Internally sourced data
Carriers must maintain anonymized data repositories based on their existing cyber policies and past incidents. Additionally, with over 40% of premiums ceded to reinsurers, insurers with reinsurance data can obtain valuable insights. This data, along with customer claims and attack history, can help assess customers’ cyber risk posture.
Public domain vulnerability databases
The Common Vulnerabilities and Exposures (CVE) and National Vulnerability Database (NVD), along with the Common Vulnerability Scoring System (CVSS), can be used to assess the zero-day exposure of customers’ IT assets. Open repositories such as Common Attack Pattern Enumeration and Classification (CAPEC), Adversarial Tactics, Techniques and Common Knowledge (ATT&CK), and Common Weakness Enumeration (CWE) provide a wealth of knowledge on adversary behavior, taxonomy, and common software weaknesses, to help assess risk.
Third-party data
With the increasing threat of cyberattacks, many organizations are turning to AI-based cyber security tools for cyber risk protection. These tools provide a point-in-time view of an organization’s defense and cyber risk scores, which are like credit scores and can be used by insurers to understand the cyber posture of customers. Insurers partnering with cyber security providers can also benefit from their threat repositories. Additionally, participating in industry groups such as the Cyber Threat Alliance (CTA) and collaborating with CTA members can open access to threat intelligence datasets.
The cyber coverage adoption rate has increased by 21% among insureds during the period from 2016 to 2020.
However, most do not have sufficient coverage. Educating insureds about cyber hygiene and improving their cyber posture can help insurers provide optimal coverage and pricing.
Vulnerability management: A rise in the number of IoT devices and endpoints has increased the attack surface. Insurers can recommend AI-based automation tools to businesses to capture and prioritize vulnerabilities based on their risk categorization. These tools can help avoid gaps in security policies that are otherwise prone to manual errors.
Regulations: With increased regulatory focus on cyber risk, compliance is an important consideration for insurers as it varies across industries and geography. To avoid penalties, insurers can recommend AI-based alerting systems to insureds. This would help monitor identity and access management (IAM) policies and ports for potential non-compliance.
Layer of defense: Currently, insurers charge high premiums as customers fall short on security measures.
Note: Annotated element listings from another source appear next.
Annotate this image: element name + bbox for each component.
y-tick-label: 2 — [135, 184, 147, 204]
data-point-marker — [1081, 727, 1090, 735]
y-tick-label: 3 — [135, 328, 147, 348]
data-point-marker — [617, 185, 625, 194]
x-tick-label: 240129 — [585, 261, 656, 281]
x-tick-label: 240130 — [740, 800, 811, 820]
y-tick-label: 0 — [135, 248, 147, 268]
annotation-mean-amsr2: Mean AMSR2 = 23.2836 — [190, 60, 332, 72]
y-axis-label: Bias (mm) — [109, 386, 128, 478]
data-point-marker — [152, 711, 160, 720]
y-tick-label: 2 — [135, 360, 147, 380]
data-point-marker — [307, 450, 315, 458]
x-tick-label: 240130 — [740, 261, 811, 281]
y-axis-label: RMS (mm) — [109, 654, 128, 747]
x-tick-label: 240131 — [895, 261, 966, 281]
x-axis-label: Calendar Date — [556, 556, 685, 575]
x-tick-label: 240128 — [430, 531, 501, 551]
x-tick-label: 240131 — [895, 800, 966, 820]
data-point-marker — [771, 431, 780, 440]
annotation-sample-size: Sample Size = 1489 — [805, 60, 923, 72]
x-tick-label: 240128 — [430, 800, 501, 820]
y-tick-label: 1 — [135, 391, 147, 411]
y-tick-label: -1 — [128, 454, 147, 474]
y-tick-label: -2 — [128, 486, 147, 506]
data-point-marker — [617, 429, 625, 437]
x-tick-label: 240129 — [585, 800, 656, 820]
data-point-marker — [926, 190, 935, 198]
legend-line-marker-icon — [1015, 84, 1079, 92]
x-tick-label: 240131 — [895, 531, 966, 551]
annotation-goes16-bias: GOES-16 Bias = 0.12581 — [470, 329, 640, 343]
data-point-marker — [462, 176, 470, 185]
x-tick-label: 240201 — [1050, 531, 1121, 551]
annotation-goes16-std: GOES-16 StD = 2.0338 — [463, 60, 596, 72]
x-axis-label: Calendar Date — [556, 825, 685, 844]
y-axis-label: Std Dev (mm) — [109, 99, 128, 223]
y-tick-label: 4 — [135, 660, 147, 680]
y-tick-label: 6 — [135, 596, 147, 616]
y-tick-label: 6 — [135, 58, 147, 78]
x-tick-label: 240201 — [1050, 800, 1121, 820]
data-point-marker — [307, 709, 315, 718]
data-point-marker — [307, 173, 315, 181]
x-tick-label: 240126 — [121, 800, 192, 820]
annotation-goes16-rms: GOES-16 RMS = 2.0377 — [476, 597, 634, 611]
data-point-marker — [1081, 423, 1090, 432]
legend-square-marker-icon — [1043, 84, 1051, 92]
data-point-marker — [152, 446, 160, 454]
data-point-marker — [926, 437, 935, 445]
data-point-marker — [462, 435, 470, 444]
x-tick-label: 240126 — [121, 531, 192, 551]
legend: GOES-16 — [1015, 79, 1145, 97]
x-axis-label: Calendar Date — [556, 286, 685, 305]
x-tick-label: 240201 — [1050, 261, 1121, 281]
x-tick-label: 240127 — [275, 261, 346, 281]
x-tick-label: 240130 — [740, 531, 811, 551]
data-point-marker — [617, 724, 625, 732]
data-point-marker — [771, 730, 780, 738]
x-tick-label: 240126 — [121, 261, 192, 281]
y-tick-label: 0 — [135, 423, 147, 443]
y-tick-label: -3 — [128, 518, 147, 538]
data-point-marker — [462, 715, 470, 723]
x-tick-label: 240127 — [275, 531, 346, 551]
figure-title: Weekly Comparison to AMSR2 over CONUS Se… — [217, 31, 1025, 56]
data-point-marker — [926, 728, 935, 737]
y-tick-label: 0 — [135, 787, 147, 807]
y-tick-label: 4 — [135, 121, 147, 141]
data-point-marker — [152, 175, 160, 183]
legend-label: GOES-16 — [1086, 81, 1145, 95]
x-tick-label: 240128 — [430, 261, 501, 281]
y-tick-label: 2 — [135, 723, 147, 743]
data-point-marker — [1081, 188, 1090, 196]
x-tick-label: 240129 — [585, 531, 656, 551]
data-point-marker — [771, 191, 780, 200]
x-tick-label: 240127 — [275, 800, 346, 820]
Implementing cyber security frameworks and AI tools can protect against cyberattacks and improve the cyber posture of organizations. This could lead to discounted premiums for businesses as it would reduce their vulnerabilities.
Cyber risks are constantly evolving.
Insurers stand to gain by adopting AI and data-driven underwriting tools to better understand cyber risks. The National Institute of Standards and Technology’s (NIST) cybersecurity framework and AI guiding principles published by US insurance regulatory bodies can help insurers build resilience against cyberattacks. AI-based risk assessment and prevention solutions will enable cyber insurers to promote cyber resilient organizations, resulting in mitigation of risks and reduced losses due to data breaches. Hence, AI in cyber insurance will serve the dual purpose of safeguarding insurers’ interests while addressing gaps in the cyber armory of customer organizations.